How do I parse the output of the find command when filenames have spaces in them?
Ideally you don't do it that way at all, because parsing filenames properly in a shell script is always difficult (fix it for spaces, you'll still have problems with other embedded characters, in particular newline). This is even listed as the first entry in the BashPitfalls page.
That said, there is a way to almost do what you want:
oIFS=$IFS
IFS=$'\n'
find . -name '*.txt' | while read -r i; do
# use "$i" with whatever you're doing
done
IFS=$oIFS
Remember to also quote $i
when using it, to avoid other things interpreting the spaces later. Also remember to set $IFS
back after using it, because not doing so will cause bewildering errors later.
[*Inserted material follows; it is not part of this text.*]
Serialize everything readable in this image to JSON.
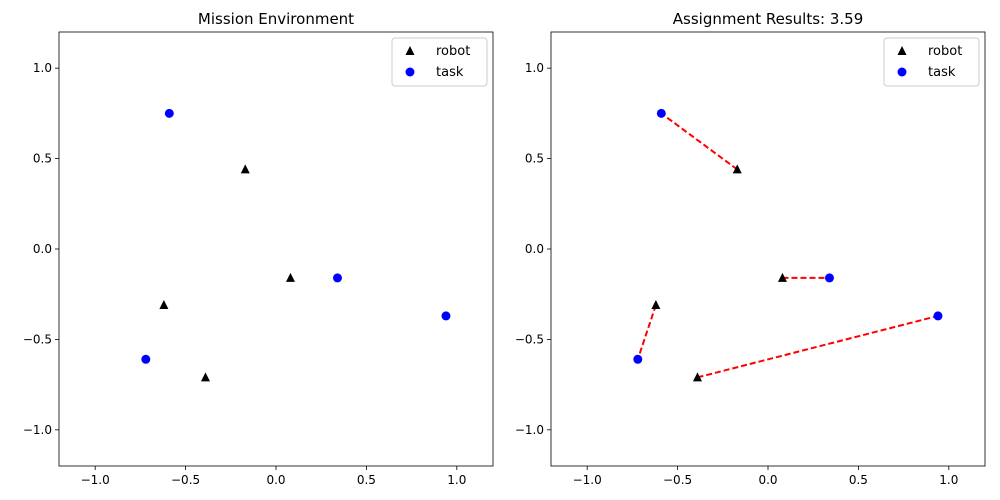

This does have one other caveat attached: what happens inside the while
loop may take place in a subshell, depending on the exact shell you're using, so variable settings may not persist. The for
loop version avoids that but at the price that, even if you apply the $IFS
solution to avoid issues with spaces, you will then get in trouble if the find
returns too many files.
At some point the correct fix for all of this becomes doing it in a language such as Perl or Python instead of shell.
Use find -print0
and pipe it to xargs -0
, or write your own little C program and pipe it to your little C program. This is what -print0
and -0
were invented for.
Shell scripts aren't the best way to handle filenames with spaces in them: you can do it, but it gets clunky.
You can set the "internal field separator" (IFS
) to something else than space for the loop argument splitting, e.g.
ORIGIFS=${IFS}
NL='
'
IFS=${NL}
for i in $(find . -name '*.txt'); do
IFS=${ORIGIFS}
#do stuff
done
IFS=${ORIGIFS}
I reset IFS
after its use in find, mostly because it looks nice, I think. I haven't seen any problems in having it set to newline, but I think this is "cleaner".
Another method, depending on what you want to do with the output from find
, is to either directly use -exec
with the find
command, or use -print0
and pipe it into xargs -0
. In the first case find
takes care of the file name escaping. In the -print0
case, find
prints its output with a null separator, and then xargs
splits on this. Since no file name can contain that character (what I know of), this is always safe as well. This it mostly useful in simple cases; and usually is not a great substitute for a full for
loop.